One of the hallmarks and frustrations of the field of education is the imprecision of the language. In education we call the same thing by many names, or we use the same term to mean many different things. One example of the former is the scoring of student writing by a computer algorithm: automated essay scoring, artificial-intelligence scoring, automated essay grading and machine scoring are a sample of the terms. Two of these terms pop up in a recent EdWeek Curriculum Matters blog post. The post is entitled English Teachers Group Opposes Machine-Scored Writing and Catherine Gewertz concludes the post with this assessment:
The viability of artificial-intelligence scoring on the common assessments is a powerful cost manager for the two groups of states that are designing tests for the common standards. If they decide that humans must score the essays, the expense of the tests soars. And cost is, of course, high on states’ radars as they weigh their continued participation in the two groups.
The blog title echoes The National Council of Teachers of English phrase “machine scoring” from their position paper, Machine Scoring Fails the Test. “Machine scoring” sounds mechanical and mindless which captures the NCTE view nicely, while Gewertz’s phrase “artificial intelligence scoring” suggests the process may in fact be intelligent and clever. It seems NCTE views automated essay scoring (AES) as very similar to computer estimations of readability (e.g. Lexile, Flesch-Kincaid) which only look at a couple text features, one concerning vocabulary and one concerning sentence length. In fact, AES algorithms are much more comparable to the work on text cohesion done at the University of Memphis, Coh-Metrix (http://cohmetrix.com). Grounded in linguistics, estimating text cohesion looks at over 80 features of text. Similarly based in linguistics, AES algorithms look at multiple text features.
Gewertz’s blog views the question of whether the consortia will use AES as an open one, but everything I read including the test blueprints recently released by PARCC indicates that student writing will be “hand scored”, another odd term, which means humans will read the writing and assign a score point based on a rubric. Now, if the consortia had chosen to use AES to score writing, I would not be wringing my hands though I think the ideal use of AES is in conjunction with human readers. It is this use of AES that I would recommend to curriculum developers, principals and ELA supervisors—having been in all those roles myself—as they find ways to both manage the increased writing demands of CCSS implementation and as a way to assure better quality scoring of student writing.
Thinking first of a summative purpose for a writing assignment—an assessment of student proficiency, AES can help overcome some of the weaknesses associated with human scoring. When humans score only for a summative purpose, for instance essays written for a final exam, they score quickly and often focus on superficial features that may be proxies for quality. Using AES can generate a second score for each essay when it is not appropriate to ask a second teacher to rate the essays. Two data points are always better than one. This can help avoid many issues with teacher scoring.
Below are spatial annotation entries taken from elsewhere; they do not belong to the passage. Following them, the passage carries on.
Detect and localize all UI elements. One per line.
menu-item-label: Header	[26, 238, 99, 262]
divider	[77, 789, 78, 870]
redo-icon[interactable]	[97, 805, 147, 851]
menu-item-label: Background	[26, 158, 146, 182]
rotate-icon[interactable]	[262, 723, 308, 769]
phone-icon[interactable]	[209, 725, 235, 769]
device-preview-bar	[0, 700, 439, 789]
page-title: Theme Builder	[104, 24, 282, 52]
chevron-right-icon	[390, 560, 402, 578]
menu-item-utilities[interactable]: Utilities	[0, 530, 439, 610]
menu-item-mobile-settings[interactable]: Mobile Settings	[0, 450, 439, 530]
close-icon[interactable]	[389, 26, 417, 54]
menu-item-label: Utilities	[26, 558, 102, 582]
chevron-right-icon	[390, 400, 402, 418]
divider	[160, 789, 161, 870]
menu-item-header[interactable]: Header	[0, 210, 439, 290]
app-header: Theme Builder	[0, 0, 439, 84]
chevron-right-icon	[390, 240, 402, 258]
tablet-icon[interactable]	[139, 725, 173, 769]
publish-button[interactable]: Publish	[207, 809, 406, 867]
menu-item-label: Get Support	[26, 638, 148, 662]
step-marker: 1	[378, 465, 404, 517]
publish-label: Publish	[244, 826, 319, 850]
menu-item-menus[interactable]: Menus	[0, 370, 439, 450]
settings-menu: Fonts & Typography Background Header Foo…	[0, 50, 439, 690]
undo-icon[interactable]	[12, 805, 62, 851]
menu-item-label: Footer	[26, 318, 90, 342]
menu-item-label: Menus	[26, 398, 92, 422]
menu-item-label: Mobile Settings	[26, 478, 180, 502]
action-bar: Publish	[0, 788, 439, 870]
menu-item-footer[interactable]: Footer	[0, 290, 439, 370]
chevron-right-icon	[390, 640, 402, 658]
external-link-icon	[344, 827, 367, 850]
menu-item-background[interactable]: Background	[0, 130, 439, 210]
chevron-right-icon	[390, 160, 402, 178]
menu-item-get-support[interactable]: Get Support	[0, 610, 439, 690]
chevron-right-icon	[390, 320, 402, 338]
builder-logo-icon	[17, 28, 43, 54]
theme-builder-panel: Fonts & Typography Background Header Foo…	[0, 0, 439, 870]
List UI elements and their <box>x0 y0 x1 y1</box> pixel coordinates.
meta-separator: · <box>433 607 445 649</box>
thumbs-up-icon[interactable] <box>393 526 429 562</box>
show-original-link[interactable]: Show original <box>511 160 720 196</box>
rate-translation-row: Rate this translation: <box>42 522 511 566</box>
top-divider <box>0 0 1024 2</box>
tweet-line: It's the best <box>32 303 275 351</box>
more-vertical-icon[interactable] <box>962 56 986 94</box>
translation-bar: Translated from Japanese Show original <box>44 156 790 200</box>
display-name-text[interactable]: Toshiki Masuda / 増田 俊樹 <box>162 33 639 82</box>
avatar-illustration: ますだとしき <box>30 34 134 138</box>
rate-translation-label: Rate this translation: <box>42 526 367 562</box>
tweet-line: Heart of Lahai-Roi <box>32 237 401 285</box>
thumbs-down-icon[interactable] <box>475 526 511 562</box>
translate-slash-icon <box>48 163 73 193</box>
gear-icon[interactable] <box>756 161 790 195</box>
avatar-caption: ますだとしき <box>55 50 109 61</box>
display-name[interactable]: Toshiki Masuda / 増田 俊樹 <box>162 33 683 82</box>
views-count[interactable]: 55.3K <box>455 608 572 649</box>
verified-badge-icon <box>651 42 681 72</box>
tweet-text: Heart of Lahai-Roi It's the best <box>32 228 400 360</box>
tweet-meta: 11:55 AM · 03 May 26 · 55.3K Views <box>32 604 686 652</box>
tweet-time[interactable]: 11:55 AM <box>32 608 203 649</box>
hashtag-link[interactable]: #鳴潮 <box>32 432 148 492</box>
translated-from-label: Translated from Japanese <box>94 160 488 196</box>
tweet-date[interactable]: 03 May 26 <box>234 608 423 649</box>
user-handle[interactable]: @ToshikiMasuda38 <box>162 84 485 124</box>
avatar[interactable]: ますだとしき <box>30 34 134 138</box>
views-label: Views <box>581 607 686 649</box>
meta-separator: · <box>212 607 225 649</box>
One that is well-documented is the concept of drift. As a teacher scores a set of essays, the scoring tends to drift over time. A paper at the end of a set gets a different score than it might at the beginning of a set. Good teachers often go back and review the first couple essays scored and compare them with the last couple scored to make sure their ratings have remained consistent.
In addition to providing a second view of essays, there are other advantages of coupling AES scores with human ratings including supporting teachers in the humanities with their essay scoring. Allowing the AES to focus on what it does well, allows the content area teacher to focus on what she does best, evaluating content. These uses of AES are not replacing the human rater but providing an extra data point to help produce greater reliability of scores.